Освободившийся от большевиков предпарламент тоже не терял времени: 10-го открылись прения о поднятии боеспособности армии. Занявший три томительных заседания диалог развивался по неизменной схеме. Надо убедить армию, что она воюет за мир и демократию, говорили слева. Убедить нельзя, надо заставить, возражали справа. Заставить нечем: чтобы заставить, надо сперва хоть отчасти убедить, отвечали соглашатели. По части убеждения большевики сильнее вас, возражали кадеты. Обе стороны были правы. Но и утопающий прав, когда издает вопли, прежде чем пойти ко дну.
18-го наступил час решения, которое в природе вещей изменить ничего не могло. Формула эсеров собрала 95 голосов против 127 при 50 воздержавшихся. Формула правых – 135 голосов против 139. Поразительно, нет большинства! В зале, по отчетам газет, «общее движение и смущение». Несмотря на единство цели, цвет нации оказался неспособен вынести хотя бы платоническое решение по наиболее острому вопросу национальной жизни. Это не было случайностью: то же самое повторялось изо дня в день по всем остальным вопросам, в комиссиях, как и на пленуме. Осколки мнений не суммировались. Все группы жили неуловимыми оттенками политической мысли: сама мысль отсутствовала. Может быть, она ушла на улицу с большевиками?.. Тупик предпарламента был тупиком режима.
Переубедить армию было трудно, но и принудить ее было нельзя. На новый окрик Керенского по адресу Балтийского флота, выдерживавшего бои и несшего жертвы, съезд моряков обратился к ЦИКу с требованием удалить из рядов Временного правительства «лицо, позорящее и губящее своим бесстыдным политическим шантажом Великую революцию». Такого языка Керенский не слышал раньше и от матросов. Областной комитет армии, флота и русских рабочих в Финляндии, действовавший как власть, задержал правительственные грузы. Керенский пригрозил арестом советских комиссаров. Ответ гласил: «Областной комитет спокойно принимает вызов Временного правительства». Керенский смолчал. По сути, Балтийский флот уже находился в состоянии восстания.

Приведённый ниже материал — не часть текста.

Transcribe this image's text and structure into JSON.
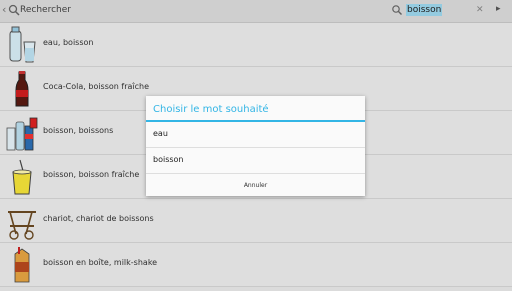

На сухопутном фронте дело еще не зашло так далеко, но развивалось в том же направлении. Продовольственное положение в течение октября быстро ухудшалось. Главнокомандующий Северным фронтом доносил, что голод является «главной причиной морального разложения армии». В то время как соглашательские верхушки на фронте продолжали твердить, правда уже только за спиною солдат, о поднятии боеспособности армии, снизу полк за полком выдвигал требование опубликования тайных договоров и немедленного предложения мира. Жданов, комиссар Западного фронта, доносил в первые дни октября: «Настроение крайне тревожное в связи с близостью холодов и ухудшением питания… Определенным успехом пользуются большевики». Правительственные учреждения на фронте повисали в воздухе. Комиссар 3-й армии доносит, что военные суда не могут действовать, так как солдаты-свидетели отказываются являться для дачи показаний. «Взаимоотношения командного состава и солдат обострились. Офицеров считают виновниками затягивания войны». Вражда солдат к правительству и командному составу давно уже перенеслась на армейские комитеты, не обновлявшиеся с начала революции. Через их головы полки посылают делегатов в Петроград, в Совет, жаловаться на невыносимое положение в окопах – без хлеба, без обмундирования, без веры в войну. На Румынском фронте, где большевики очень слабы, целые полки отказываются стрелять. «Через две-три недели солдаты сами объявят перемирие и сложат орудие». Делегаты одной из дивизий сообщают: «Солдаты с появлением первого снега решили разойтись по домам». Делегация 33-го корпуса угрожала на пленуме Петроградского Совета: если не будет настоящей борьбы за мир, «солдаты сами возьмут власть в свои руки и устроят перемирие». Комиссар 2-й армии доносит военному министру: «Немало разговоров о том, что с наступлением холодов покинут позиции».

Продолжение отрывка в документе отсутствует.